Long-term transition of China's power sector under carbon neutrality target and water withdrawal constraint

Deep carbon mitigation and water resources conservation are two interacted environmental challenges that China's power sector is facing. We investigate long-term transition pathways (2020-2050) of China's power sector under carbon neutrality target and water withdrawal constraint using an integrated capacity expansion and dispatch model: SWITCH-China. We find that achieving carbon neutrality before 2060 under moderate cost decline of renewables by 10-20% depends heavily on large scale deployment of coal-fired power generation with carbon capture and storage (CCS) since 2035 in China's water-deficient northwestern regions, which may incur significant water penalties in arid catchments. Introducing water withdrawal constraints at the secondary river basin level can reduce the reliance on coal-CCS power generation to achieve carbon neutrality, promote the application of air-cooling technology, and reallocate newly built coal power capacities from northwestern regions to northeastern and southern regions.

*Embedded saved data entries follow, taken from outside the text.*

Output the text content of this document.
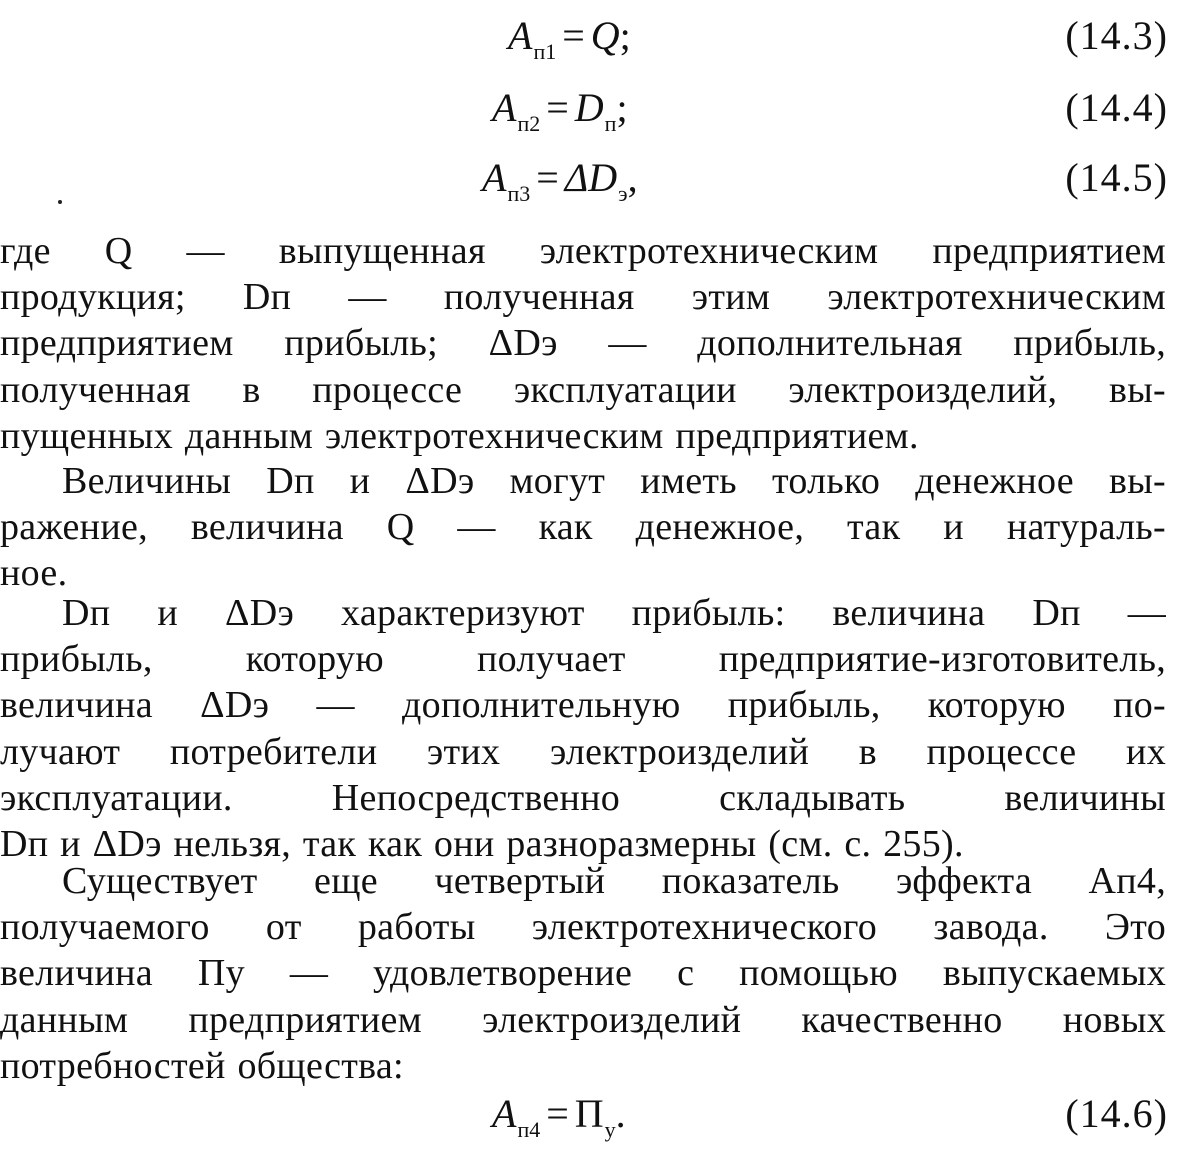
$A_{п1} = Q$;	(14.3)
$A_{п2} = D_п$;	(14.4)
$A_{п3} = \Delta D_э$,	(14.5)

где Q — выпущенная электротехническим предприятием
продукция; Dп — полученная этим электротехническим
предприятием прибыль; ΔDэ — дополнительная прибыль,
полученная в процессе эксплуатации электроизделий, вы-
пущенных данным электротехническим предприятием.

Величины Dп и ΔDэ могут иметь только денежное вы-
ражение, величина Q — как денежное, так и натураль-
ное.

Dп и ΔDэ характеризуют прибыль: величина Dп —
прибыль, которую получает предприятие-изготовитель,
величина ΔDэ — дополнительную прибыль, которую по-
лучают потребители этих электроизделий в процессе их
эксплуатации. Непосредственно складывать величины
Dп и ΔDэ нельзя, так как они разноразмерны (см. с. 255).

Существует еще четвертый показатель эффекта Aп4,
получаемого от работы электротехнического завода. Это
величина Пу — удовлетворение с помощью выпускаемых
данным предприятием электроизделий качественно новых
потребностей общества:

$A_{п4} = П_у$.	(14.6)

If levelized cost of renewables can decline rapidly by about 70%, demand for coal power generation with CCS will be significantly reduced by more than 80% and solar photovoltaic (PV) and wind could account for about 70% of the national total power generation by 2050. The transition pathway under low-cost renewables also creates water conservation co-benefits of around 10 billion m(3) annually compared to the reference scenario.

Automated summary

Given the dual challenges of deep carbon mitigation and water resources conservation in China's power sector, the transition pathway towards carbon neutrality by 2050 will require a shift towards low-cost renewables, reduced reliance on coal-CCS power generation, and strategic reallocation of power capacities. Rapid cost declines in renewables could lead to significant reductions in coal power generation with CCS and greater integration of solar photovoltaic and wind energy, with potential co-benefits of water conservation.